Lundi. Un nouvel attentat-suicide en Israël. Un de plus ? Pas vraiment. Aujourd’hui, un événement exceptionnel s’est produit – on ne l’a pas assez souligné. Les deux kamikazes étaient en fait des citoyens britanniques, d’origine pakistanaise. Cet « événement exceptionnel » vient confirmer la thèse de Bernard-Henri Lévy dans son admirable Qui a tué Daniel Pearl ? (Grasset). La critique a largement rendu hommage à ce livre – et Gantié lui-même dans ces colonnes –, mais jusque-là ce n’était qu’un livre. Une thèse brillante et provocatrice à l’heure où tout le monde a les yeux braqués sur l’Irak. Voilà qu’elle prend corps tout à coup, qu’elle s’incarne, non seulement dans le martyr du journaliste américain Daniel Pearl, mais aussi à travers l’itinéraire de ces deux terroristes islamistes venus de Karachi via Londres.

Voilà que le livre de Lévy se frotte à la réalité à nouveau, pour nous rappeler le péril pakistanais. Un État traversé par des luttes d’influence terribles, mis en coupe réglée par de redoutables services spéciaux, l’ISI, et disposant surtout de l’arme nucléaire – tout cela est au cœur du livre de BHL. L’itinéraire de ces deux Pakistanais est en effet identique à celui du « tueur vedette » qu’on croise dans Qui a tué Daniel Pearl ? : un Pakistanais tout ce qu’il y a de moderne, bien éduqué dans les écoles anglaises, bien dressé pour la vie moderne. Et que cette modernité peut produire le mal le plus archaïque, on l’a vu avec Ben Laden et les terroristes sur lesquels enquêté Lévy.

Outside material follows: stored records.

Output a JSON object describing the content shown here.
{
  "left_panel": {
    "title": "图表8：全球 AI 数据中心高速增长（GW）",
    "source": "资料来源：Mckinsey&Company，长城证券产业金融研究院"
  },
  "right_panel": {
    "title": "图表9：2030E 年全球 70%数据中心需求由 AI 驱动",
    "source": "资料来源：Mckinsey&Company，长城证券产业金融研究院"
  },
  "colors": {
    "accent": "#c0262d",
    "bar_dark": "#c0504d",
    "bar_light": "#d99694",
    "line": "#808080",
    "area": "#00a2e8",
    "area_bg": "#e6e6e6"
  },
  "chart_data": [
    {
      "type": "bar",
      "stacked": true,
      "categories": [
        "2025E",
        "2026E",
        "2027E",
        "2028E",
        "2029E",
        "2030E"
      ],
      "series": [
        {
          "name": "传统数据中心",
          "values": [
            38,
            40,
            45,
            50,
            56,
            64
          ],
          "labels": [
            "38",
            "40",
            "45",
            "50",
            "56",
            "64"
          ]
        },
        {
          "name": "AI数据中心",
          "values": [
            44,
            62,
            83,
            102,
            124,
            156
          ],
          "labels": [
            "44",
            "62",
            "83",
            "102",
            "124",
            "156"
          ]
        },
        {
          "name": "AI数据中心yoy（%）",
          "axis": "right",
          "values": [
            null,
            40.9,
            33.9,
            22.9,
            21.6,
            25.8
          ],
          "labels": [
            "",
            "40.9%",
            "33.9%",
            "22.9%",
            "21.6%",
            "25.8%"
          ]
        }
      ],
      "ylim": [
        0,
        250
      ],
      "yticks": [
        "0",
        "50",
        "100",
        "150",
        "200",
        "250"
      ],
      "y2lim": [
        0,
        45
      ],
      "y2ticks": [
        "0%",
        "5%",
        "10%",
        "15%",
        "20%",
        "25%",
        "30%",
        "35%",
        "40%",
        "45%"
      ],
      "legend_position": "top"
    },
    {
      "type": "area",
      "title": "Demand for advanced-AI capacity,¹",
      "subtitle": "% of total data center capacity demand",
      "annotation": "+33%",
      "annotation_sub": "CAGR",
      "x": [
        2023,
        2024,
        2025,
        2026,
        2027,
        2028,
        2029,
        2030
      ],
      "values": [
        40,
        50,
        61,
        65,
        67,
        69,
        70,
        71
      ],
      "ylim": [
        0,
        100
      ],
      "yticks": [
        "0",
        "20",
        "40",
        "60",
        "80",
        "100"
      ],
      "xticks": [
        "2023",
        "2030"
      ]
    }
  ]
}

Et qu’enfin, contrairement à bien des préjugés, ces acteurs du Mal absolu ne sont pas des Arabes, pas des damnés de la terre mais élevés loin, dans cette contrée étrange qui constitue aujourd’hui le plus terrifiant bouillon de culture de la planète. Une fois le livre de Bernard-Henri Lévy refermé, et que passent sous nos yeux de tels « événements exceptionnels », c’est une autre grille de lecture qui se superpose. On comprend que ces hommes ont décidé la mise à mort de l’Occident, et des hommes libres en terre d’Islam. À Tel-Aviv. Mais aussi à Paris, à Londres, à New York ; et que la chute de Saddam Hussein n’ouvre pas forcément un avenir radieux.